I don't know how far up off the river the Stonehenge is, but there *is* a WA state campground there. It's immediately north from Biggs on the WA side of the river.
You've nicely documented the fact that breath and wind are invoked with the sacred around the globe--but to me the interesting questions are, Why is this so? What is it about breath and wind that gives rise to our (not always crystal clear and coherent, IMO) ideas about the spiritual and the sacred?

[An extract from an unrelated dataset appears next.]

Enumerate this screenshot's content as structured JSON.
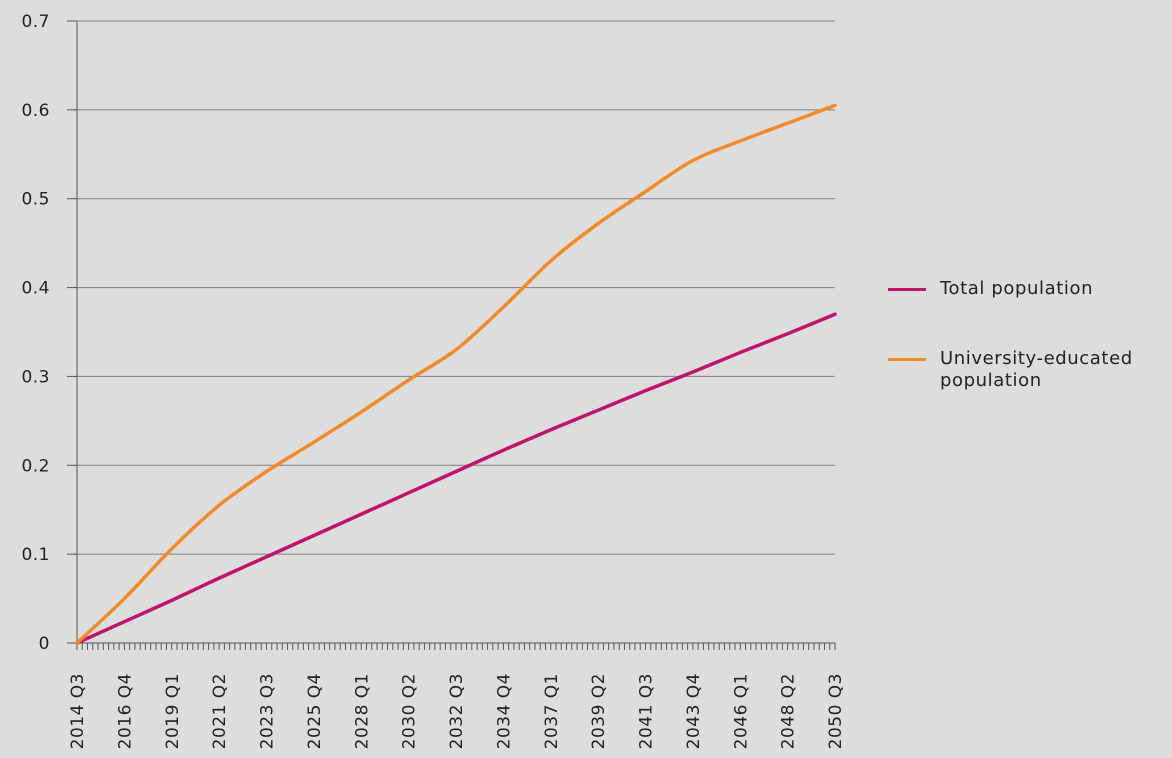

I have my own speculations on this, having to do with the dominance of vision as our primary mode of perception, the invisibility of air, together with the undeniable effects of the wind and the obvious relationship between breath and life in land animals. Hence, spirits are invisible and yet affect the physical world in ways the mechanics of which are mysterious, even magical. Yet now we know that air (wind, breath) is just as physical as everything else around us, and even understand the physics of wind, and biology and chemistry of breath, fairly well. So, more questions: Does this mean that we abandon our ideas of the sacred that come from wind and breath? Or do we build on them, perhaps metaphorically, to push past the physical explanations of wind and breath to gain new insights into just what might "sacred" or "spiritual" mean? Can we add together the religious uses and understanding of wind and breath and the scientific explanations of them, reach beyond, and gain new spiritual wisdom? I'd like to think we can, and are even beginning to grope in that direction, but it's still pretty murky to me.
Farting is definitely not diametrically opposed to religion. In fact, St. Thomas was famously fond of bodily humor.